Qui, dans le monde des affaires, ne connaît pas Warren Buffett, la deuxième fortune mondiale ? Qui ne connaît pas les prophéties de celui qu’on a appelé le vieil « oracle de Omaha, » la petite ville américaine où il habite depuis 86 ans. Il ne s’est jamais trompé.

Dernier coup en date, un coup de gueule contre ses amis qui commencent à faire les yeux doux à Donald Trump et un achat boursier spectaculaire pour 1 milliard de dollars d’actions Apple, ce qui a fait repartir le titre à la hausse. Parce que, ce qui a surpris tout le monde, c’est qu’il acheté de l’Apple alors que toute la Silicon Valley racontait que la marque à la pomme avait perdu la baraka, ce qui a surpris tout le monde c’est qu’il est l’ami de Bill Gates, le rival depuis toujours du fondateur d‘Apple, Steve Jobs, aujourd’hui disparu.

Ce qui surprend tout le monde, c’est qu'il s’intéresse aussi à Yahoo. Autre firme de technologie dont il disait pis que pendre, il y a dix ans.

« Il n'y a que les imbéciles qui ne changent pas d’avis » a-t-il lâché la semaine dernière quand un de ses actionnaires lui a fait remarquer que ses choix ne correspondaient pas à sa stratégie.

Et c’est vrai que Warren Buffett est loin d’être un imbécile. Il a bâti une des deux ou trois plus grandes fortunes mondiales. Il a séduit les plus grands fonds d’investissement américains avec trois principes qui appartiennent plus à la sphère du bon sens plutôt qu’à la science financière. Ce qui ne l’empêche pas d'avoir des centaines d’analystes pour vérifier ses intuitions.

1e principe : N’investir que dans des entreprises dont on connaît très bien les fondateurs et les dirigeants. "Il n’y a de richesses que d’hommes".

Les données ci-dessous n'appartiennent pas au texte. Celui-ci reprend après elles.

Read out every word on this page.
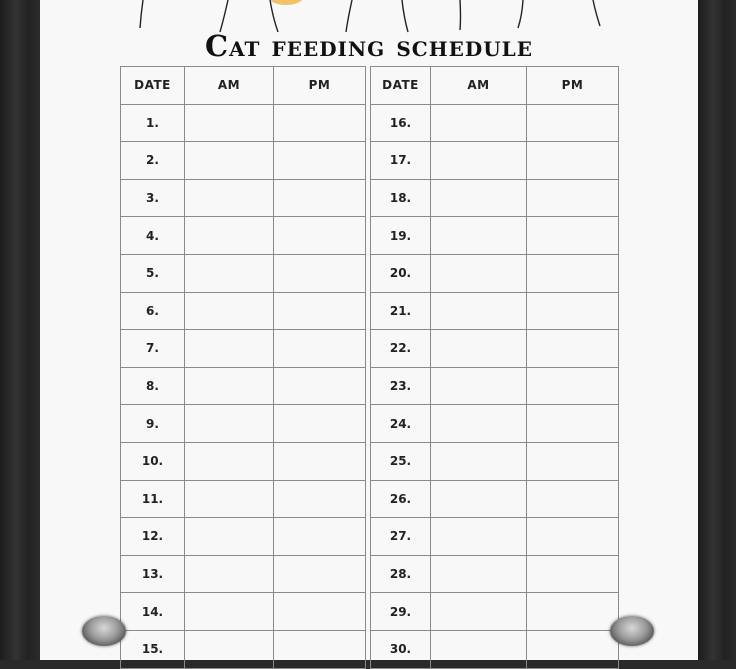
Cat feeding schedule
DATE	AM	PM
1.		
2.		
3.		
4.		
5.		
6.		
7.		
8.		
9.		
10.		
11.		
12.		
13.		
14.		
15.		
DATE	AM	PM
16.		
17.		
18.		
19.		
20.		
21.		
22.		
23.		
24.		
25.		
26.		
27.		
28.		
29.		
30.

2e principe : N’investir que dans des entreprises qui produisent des biens ou des services qu’on connaît et qu’on utilise presque tous les jours.

3e principe : Investir à long terme, par conséquent, l’important c’est l’achat. On fait fortune à l’achat et on stocke. Donc acheter avant que les cours n’aient monté et revendre (si nécessaire) avant qu'ils ne commencent à baisser.

C’est par application de ces principes qu’il se régale à répéter chaque année aux étudiants qu’il reçoit (et il en reçoit beaucoup) qu’il a construit son groupe gigantesque grâce au pétrole, à l’agroalimentaire, grâce à Coca Cola, à Disney (par amitié et admiration pour Walt Disney qu’il a connu enfant), grâce à Kraft... c’est aussi pour les mêmes principes qu’il a refusé de croire pendant très longtemps aux nouvelles technologies.

« Je ne savais pas comment ça fonctionnait et à quoi ça pouvait servir. »

Il a rencontré Bill Gates il y a une vingtaine d’années, « il n'avait pas besoin d’argent, ça m’a étonné ! ».

Et il a compris les nouvelles technologies et leur impact sur les modèles économiques, leurs capacités à générer de la productivité.

Il a mis 20 ans à comprendre et à se décider à investir. D’où le coup de tonnerre de son arrivée chez Apple à un moment où l’entreprise a du mal à retrouver son souffle et où le titre a perdu 35 % de sa valeur depuis un an soit plus de 100 milliards de dollars.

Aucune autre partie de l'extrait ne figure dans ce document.